Give our friendly reception team a call to learn more about our pain clinic, or to book your first appointment.

References

  1. Fayaz A, Croft P, Langford RM, Donaldson LJ, Jones GT. Prevalence of chronic pain in the UK: a systematic review and meta-analysis of population studies. BMJ Open. 2016;6(6):e010364. Published 2016 Jun 20. doi:10.1136/bmjopen-2015-010364

https://pubmed.ncbi.nlm.nih.gov/27324708/

  1. Public Health Scotland. Chronic Pain Waiting Times (Quarter Ending 30 September 2021).; 2021. 

https://publichealthscotland.scot/publications/chronic-pain-waiting-times/chronic-pain-waiting-times-quarter-ending-30-september-2021/. Accessed May 17, 2022.

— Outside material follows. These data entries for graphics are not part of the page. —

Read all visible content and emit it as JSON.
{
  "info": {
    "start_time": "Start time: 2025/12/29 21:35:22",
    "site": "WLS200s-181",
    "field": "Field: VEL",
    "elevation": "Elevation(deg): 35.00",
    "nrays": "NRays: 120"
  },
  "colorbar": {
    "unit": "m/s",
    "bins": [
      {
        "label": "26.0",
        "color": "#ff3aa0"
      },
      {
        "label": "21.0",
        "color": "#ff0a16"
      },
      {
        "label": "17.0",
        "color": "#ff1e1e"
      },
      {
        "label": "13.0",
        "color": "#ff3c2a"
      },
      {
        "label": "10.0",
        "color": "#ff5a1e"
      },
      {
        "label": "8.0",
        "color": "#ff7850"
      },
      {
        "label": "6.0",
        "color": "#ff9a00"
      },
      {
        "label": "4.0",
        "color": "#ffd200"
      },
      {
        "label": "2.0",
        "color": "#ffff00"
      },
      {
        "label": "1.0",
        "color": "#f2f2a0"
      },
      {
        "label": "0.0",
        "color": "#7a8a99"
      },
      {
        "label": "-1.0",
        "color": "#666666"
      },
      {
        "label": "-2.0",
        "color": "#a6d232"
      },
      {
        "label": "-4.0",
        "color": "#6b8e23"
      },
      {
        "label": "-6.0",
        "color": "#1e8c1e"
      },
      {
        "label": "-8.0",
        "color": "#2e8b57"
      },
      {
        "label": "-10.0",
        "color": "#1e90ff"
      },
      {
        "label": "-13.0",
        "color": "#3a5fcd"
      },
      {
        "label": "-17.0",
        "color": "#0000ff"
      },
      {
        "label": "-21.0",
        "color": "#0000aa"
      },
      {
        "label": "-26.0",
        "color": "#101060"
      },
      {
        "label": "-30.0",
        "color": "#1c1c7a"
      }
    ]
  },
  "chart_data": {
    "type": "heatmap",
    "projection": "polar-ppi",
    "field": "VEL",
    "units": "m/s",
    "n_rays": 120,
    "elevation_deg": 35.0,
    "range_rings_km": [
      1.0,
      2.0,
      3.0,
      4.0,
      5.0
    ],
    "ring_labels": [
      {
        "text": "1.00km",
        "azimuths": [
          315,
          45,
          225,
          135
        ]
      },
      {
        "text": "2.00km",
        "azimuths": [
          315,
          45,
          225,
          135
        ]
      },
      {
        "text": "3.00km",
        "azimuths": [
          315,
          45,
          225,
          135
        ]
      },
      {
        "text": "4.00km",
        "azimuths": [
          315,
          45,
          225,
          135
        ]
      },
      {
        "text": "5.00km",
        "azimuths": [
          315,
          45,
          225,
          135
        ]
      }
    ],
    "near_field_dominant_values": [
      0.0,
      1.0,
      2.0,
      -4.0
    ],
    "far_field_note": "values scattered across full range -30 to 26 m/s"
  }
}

  1. Hadi MA, McHugh GA, Closs SJ. Impact of Chronic Pain on Patients’ Quality of Life: A Comparative Mixed-Methods Study. J Patient Exp. 2019;6(2):133-141. doi:10.1177/2374373518786013

https://pubmed.ncbi.nlm.nih.gov/31218259/

  1. Alhalal EA, Alhalal IA, Alaida AM, Alhweity SM, Alshojaa AY, Alfaori AT. Effects of chronic pain on sleep quality and depression: A cross-sectional study. Saudi Med J. 2021;42(3):315-323. doi:10.15537/smj.42.3.20200768

https://www.ncbi.nlm.nih.gov/pmc/articles/PMC7989257/

  1. Kronborg C, Handberg G, Axelsen F. Health care costs, work productivity and activity impairment in non-malignant chronic pain patients. Eur J Health Econ. 2009;10(1):5-13. doi:10.1007/s10198-008-0096-3

https://link.springer.com/article/10.1007/s10198-008-0096-3

  1. Kao PH, Jang FL, Ho CH, et al. Chronic Pain Increases the Risk of Dementia: A Nationwide Population-Based Cohort Study. Pain Physician. 2021;24(6):E849-E856.